I’m not sure why this annoys me so much but it does:
DANIEL SAREWITZ devotes an entire column in Slate to the fact that only 6% of scientists self-identify as Republicans (55% self-identify as Democrats) without offering even a hypothetical explanation of how this situation might have come about.[…..]
I can think of three testable hypotheses they might look into. The first is that scientists are hostile towards Republicans, which scares young Republicans away from careers in science. The second is that Republicans are hostile towards science, and don’t want to go into careers in science. The third is that young people who go into the sciences tend to end up becoming Democrats, due to factors inherent in the practice of science or to peer-group identification with other scientists. In the absence of data, I leave it to you to decide which you find most plausible. But by all means, social scientists should look into this.
Republicans show some hostility to science but certainly not not much towards the hard sciences.
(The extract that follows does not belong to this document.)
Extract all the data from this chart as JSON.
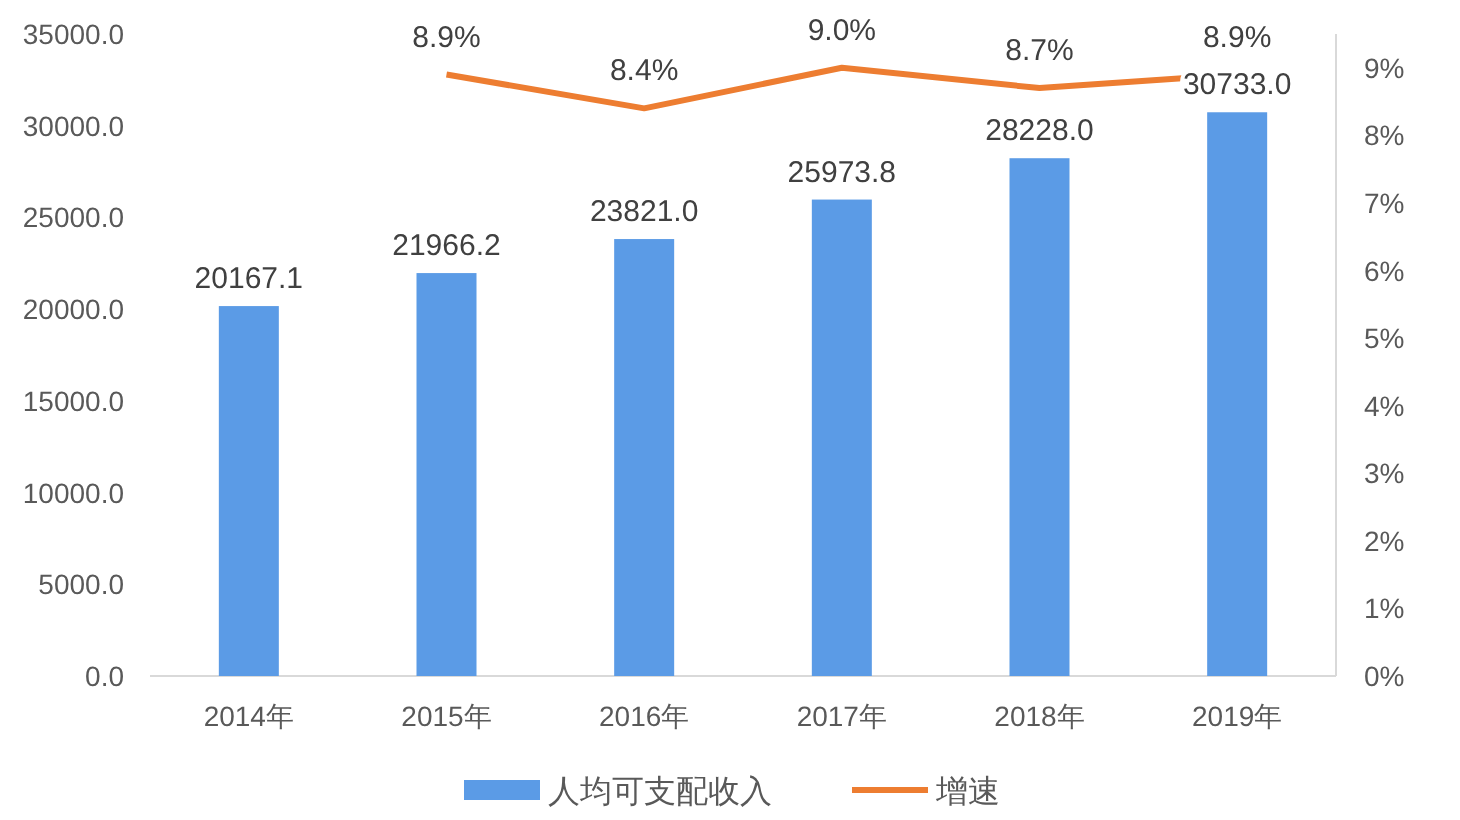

Maybe they’re a little less likely to fund, but I’d have a hard time calling it outright hostility. And I suppose that if you interpret the phrase “due to factors inherent in the practice of sciences” broadly enough, then maybe it’s getting at the right answer.
But anyone who’s thought about this for more than a few minutes knows a very specific answer to the question of why there are no Republican scientists: it’s because contemporary science is an empirical, reality-based intellectual enterprise and all such enterprises are inherently non-conservative, unless they involve making a lot of money (there are probably some forms of business that fit the above description and I would not be surprised if some of the people who do them are conservative). If contemporary science was based on reasoning from principles (like the sort of “science” Aristotle liked to do), it might be of interest to conservatives. But it’s not.
This is of course the same reason why there are no good conservative journalists.